Ogedengbe has an ACE score of 8, which statistically predicts a bleak life for him. He’s supposed to be at a higher risk to abuse drugs, commit crimes, become homeless, sink into debt, abuse his own children and suffer multiple health problems before dying early.
But his life doesn’t have to be that way.
“An ACE score is correlation, not causation,” Ogedengbe says. “I don’t want to be a number on an ACE score. That’s not the narrative I choose to write. That’s not my story.”
He can’t change what happened to him as a child, but he’s in control of what he’s doing now, Ogedengbe says. An ACE score measures risk. It doesn’t determine destiny. Not for him. And not for the state of Oklahoma.
This week, the Tulsa World will publish a series of stories examining the state’s high ACE scores, what they mean and, perhaps most importantly, what can be done about them.
Take the test
Before your 18th birthday:
1. Did a parent or other adult in the household often or very often ...
Swear at you, insult you, put you down or humiliate you?
Act in a way that made you afraid you might be physically hurt?
2. Did a parent or other adult in the household often or very often ...
Push, grab, slap or throw something at you?
Ever hit you so hard that you had marks or were injured?
3. Did an adult or person at least 5 years older than you ever ...
Touch or fondle you or have you touch their body in a sexual way?
Attempt to actually have oral, anal or vaginal intercourse with you?
4. Did you often or very often feel that ...
No one in your family loved you or thought you were important or special?
Your family didn't look out for each other, feel close to each other or support each other?
5. Did you often or very often feel that ...

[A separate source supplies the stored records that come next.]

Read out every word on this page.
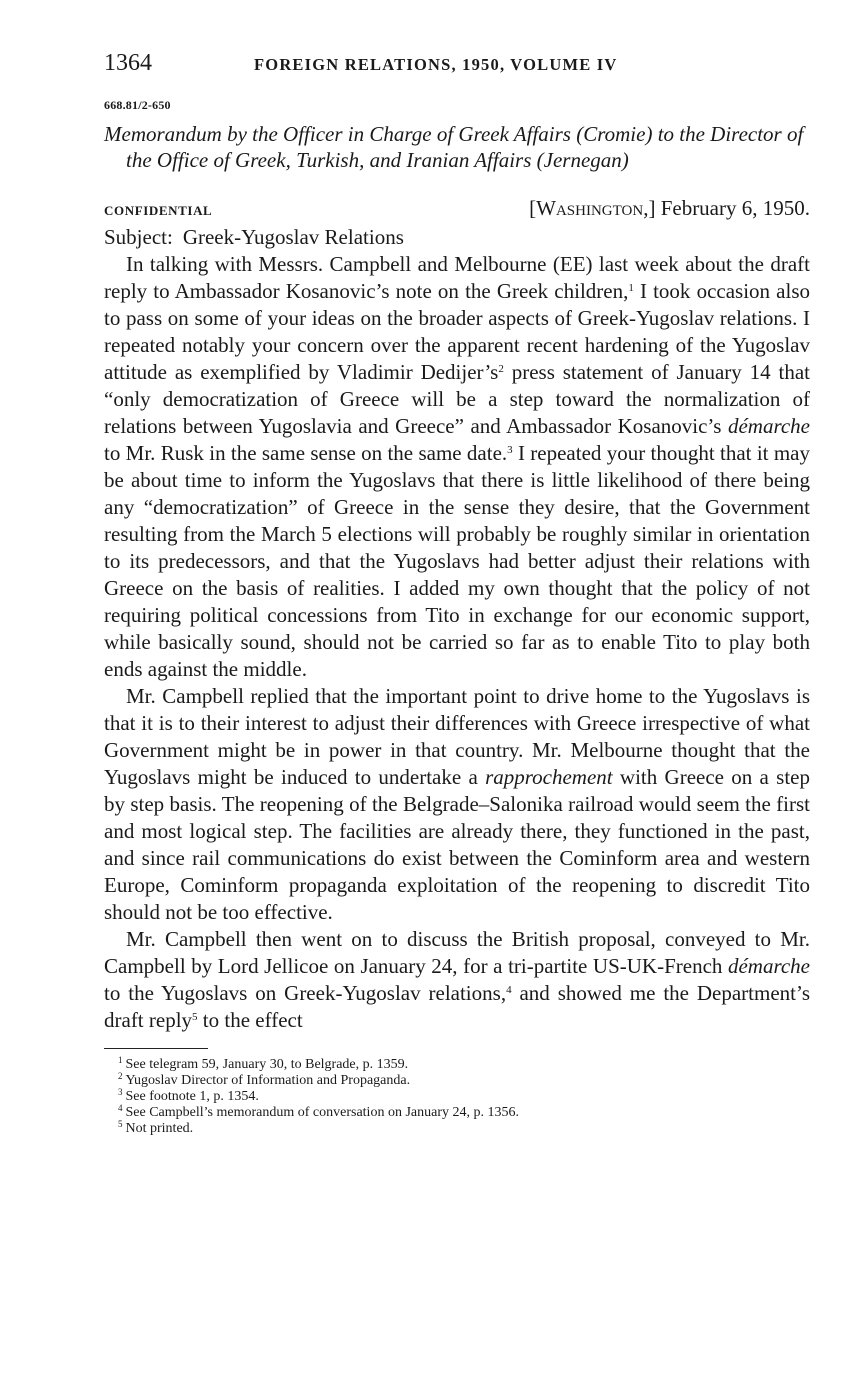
1364	FOREIGN RELATIONS, 1950, VOLUME IV
668.81/2-650
Memorandum by the Officer in Charge of Greek Affairs (Cromie) to the Director of the Office of Greek, Turkish, and Iranian Affairs (Jernegan)
CONFIDENTIAL	[Washington,] February 6, 1950.
Subject: Greek-Yugoslav Relations

In talking with Messrs. Campbell and Melbourne (EE) last week about the draft reply to Ambassador Kosanovic’s note on the Greek children,$^1$ I took occasion also to pass on some of your ideas on the broader aspects of Greek-Yugoslav relations. I repeated notably your concern over the apparent recent hardening of the Yugoslav attitude as exemplified by Vladimir $Dedijer’s^2$ press statement of January 14 that “only democratization of Greece will be a step toward the normalization of relations between Yugoslavia and Greece” and Ambassador Kosanovic’s démarche to Mr. Rusk in the same sense on the same date.$^3$ I repeated your thought that it may be about time to inform the Yugoslavs that there is little likelihood of there being any “democratization” of Greece in the sense they desire, that the Government resulting from the March 5 elections will probably be roughly similar in orientation to its predecessors, and that the Yugoslavs had better adjust their relations with Greece on the basis of realities. I added my own thought that the policy of not requiring political concessions from Tito in exchange for our economic support, while basically sound, should not be carried so far as to enable Tito to play both ends against the middle.

Mr. Campbell replied that the important point to drive home to the Yugoslavs is that it is to their interest to adjust their differences with Greece irrespective of what Government might be in power in that country. Mr. Melbourne thought that the Yugoslavs might be induced to undertake a rapprochement with Greece on a step by step basis. The reopening of the Belgrade–Salonika railroad would seem the first and most logical step. The facilities are already there, they functioned in the past, and since rail communications do exist between the Cominform area and western Europe, Cominform propaganda exploitation of the reopening to discredit Tito should not be too effective.

Mr. Campbell then went on to discuss the British proposal, conveyed to Mr. Campbell by Lord Jellicoe on January 24, for a tri-partite US-UK-French démarche to the Yugoslavs on Greek-Yugoslav relations,$^4$ and showed me the Department’s draft reply$^5$ to the effect

$^1$ See telegram 59, January 30, to Belgrade, p. 1359.
$^2$ Yugoslav Director of Information and Propaganda.
$^3$ See footnote 1, p. 1354.
$^4$ See Campbell’s memorandum of conversation on January 24, p. 1356.
$^5$ Not printed.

You didn't have enough to eat, had to wear dirty clothes and had no one to protect you?
Your parents were too drunk or high to take care of you or take you to the doctor if you needed it?

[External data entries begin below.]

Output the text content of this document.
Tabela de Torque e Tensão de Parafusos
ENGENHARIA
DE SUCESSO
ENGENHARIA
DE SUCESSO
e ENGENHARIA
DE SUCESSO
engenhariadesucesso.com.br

6. Was a biological parent ever lost to you through divorce, abandonment or other reason?
7. Was a parent:
Often or very often pushed, grabbed, slapped or had something thrown at him or her by a domestic partner?
Sometimes, often or very often kicked, bitten, hit with a fist or hit with something hard?
Ever repeatedly hit over at least a few minutes or threatened with a gun or knife?
8. Did you live with anyone who was a problem drinker or alcoholic or who used street drugs?
9. Was a household member depressed or mentally ill or did a household member attempt suicide?
10. Did a household member go to prison?
Add up your "yes" answers. This is your ACE score.